Crypto Fear & Greed Index in Extreme Fear for 14th Straight Day
Crypto market sentiment remained in “extreme fear” on Friday, extending to a 14th consecutive day, as the Crypto Fear & Greed Index hovered at levels below those seen during the FTX collapse in late 2022, despite Bitcoin trading at roughly five times the price recorded at that time.
The index slipped three points to 20 out of 100 on Dec. 26, marking a two-week stretch in the “extreme fear” range that began on Dec. 13, one of the longest runs since the gauge was introduced in February 2018.
Sentiment has weakened since early October after renewed US–China tariff concerns erased nearly $500 billion from the crypto market on Oct. 10.
Source: Crypto Fear & Greed Index
Expectations that the US Federal Reserve may pause rate cuts in the first quarter of 2026 may also be pressuring risk appetite. Jeff Mei, chief operating officer at crypto exchange BTSE, cautioned last Monday that Bitcoin could decline to $70,000 if the Fed leaves rates unchanged.

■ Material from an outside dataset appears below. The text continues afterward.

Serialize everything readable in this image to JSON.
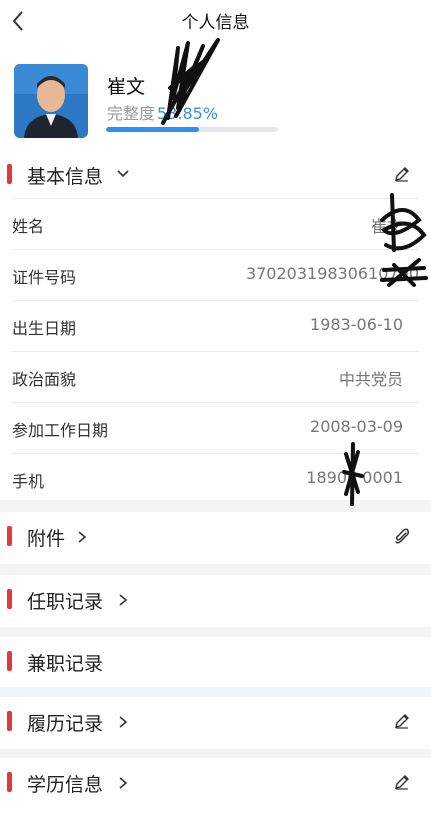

Bitcoin is trading at $88,650, nearly 30% below its all-time high of $126,080 set on Oct. 6, according to CoinGecko.
Even so, the current index reading is below levels observed during FTX’s collapse in November 2022, which severely affected industry confidence and pushed Bitcoin’s price toward $16,000.
The index incorporates market volatility, trading volumes, social media sentiment, trends, and Bitcoin’s market dominance.
Search interest in crypto has fallen
Data analytics platform Alphractal reported on Saturday that Google search activity, Wikipedia views, and forum posts and discussions related to crypto have declined. It said crypto social volume has reverted to levels typically associated with bear markets and noted that, as of December 2025, retail participants appear discouraged, disengaged, and largely absent from the market.
Bitwise’s Hougan cites “crypto-native retail” as a headwind
Last month, Bitwise chief investment officer Matt Hougan attributed the market pullback and weaker sentiment to “crypto-native retail.” He said these investors have been weighed down by the FTX fallout, the memecoin drawdown, the lack of an expected altcoin season, and losses from the 10/10 liquidation, leading many to stand on the sidelines.
By contrast, Hougan said “TradFi retail” remains active, pointing to rising spot crypto exchange-traded fund inflows over the past two years. “Traditional retail, like my uncle, he’s moving into crypto, that part of retail is still alive,” he said.
US Bitcoin ETFs have attracted more than $25 billion in inflows so far in 2025, even as Bitcoin shows a 5% loss year-to-date.